Exposure to elevated ozone levels can cause serious breathing problems, aggravate asthma and other pre-existing lung diseases, and make people more susceptible to respiratory infection. Exposure to elevated particulate levels can increase the likelihood of respiratory symptoms in sensitive individuals, aggravate heart or lung disease, and cause premature mortality in persons with cardiopulmonary disease and the elderly.

When smog levels are elevated, people should refrain from strenuous outdoor activity, especially sensitive populations such as children and adults with respiratory problems. In addition, when particulate concentrations in the ambient air are elevated, people with respiratory or heart disease, the elderly, and children should limit prolonged exertion.

Ground-level ozone (smog) forms when volatile organic compounds and oxides of nitrogen interact in the presence of sunlight. Cars, trucks and buses give off the majority of the pollution that makes smog. Fossil fuel burning at electric powerplants, particularly on hot days, give off a lot of smog-making pollution. Gasoline stations, print shops, household products like paints and cleaners, as well as lawn and garden equipment also add significantly to the ozone smog.

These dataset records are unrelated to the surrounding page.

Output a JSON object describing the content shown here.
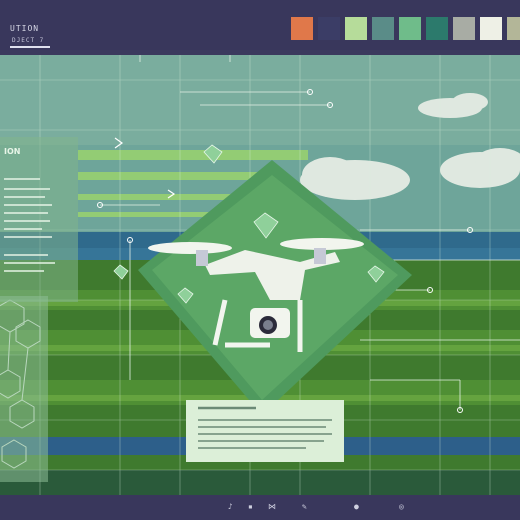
{
  "header": {
    "title": "UTION",
    "subtitle": "DJECT 7"
  },
  "left_panel": {
    "title": "ION"
  },
  "palette": {
    "colors": [
      "#e0784a",
      "#3b3d66",
      "#b6dc9a",
      "#5a8c88",
      "#6fbc8a",
      "#2c7a6c",
      "#a8aca4",
      "#eef0e6",
      "#b3b698"
    ]
  },
  "toolbar": {
    "icons": [
      "music-note-icon",
      "square-icon",
      "bowtie-icon",
      "edit-icon",
      "circle-icon",
      "target-icon"
    ]
  }
}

Major sources of particulate pollution are factories, power plants, trash incinerators, motor vehicles, construction activity, and fires.

When air quality is forecast to be unhealthy, EPA asks the public to take air quality action. The public can help reduce ozone-smog by:

- Using public transportation, car pooling and/or combining trips;

- Refueling cars at night to cut down on gasoline vapors getting into the air during day light hours when the sun can cook the vapors and form ozone;

- Avoiding the use of gasoline powered engines, such as lawn mowers, chain saws, leaf blowers on unhealthy air days.

In order to help New England residents prepare for poor air quality this summer, EPA and the New England states provide real-time ozone and particle pollution data and air quality forecasts. The real-time air quality data and forecasts are available at http://www.epa.gov/ne/aqi/index.html .

People can also sign up at this web address to receive air quality alerts from EPA’s New England office. The alert program is a free service provided by EPA in conjunction with the New England states which automatically notifies you by e-mail or fax when poor air quality is predicted in your area.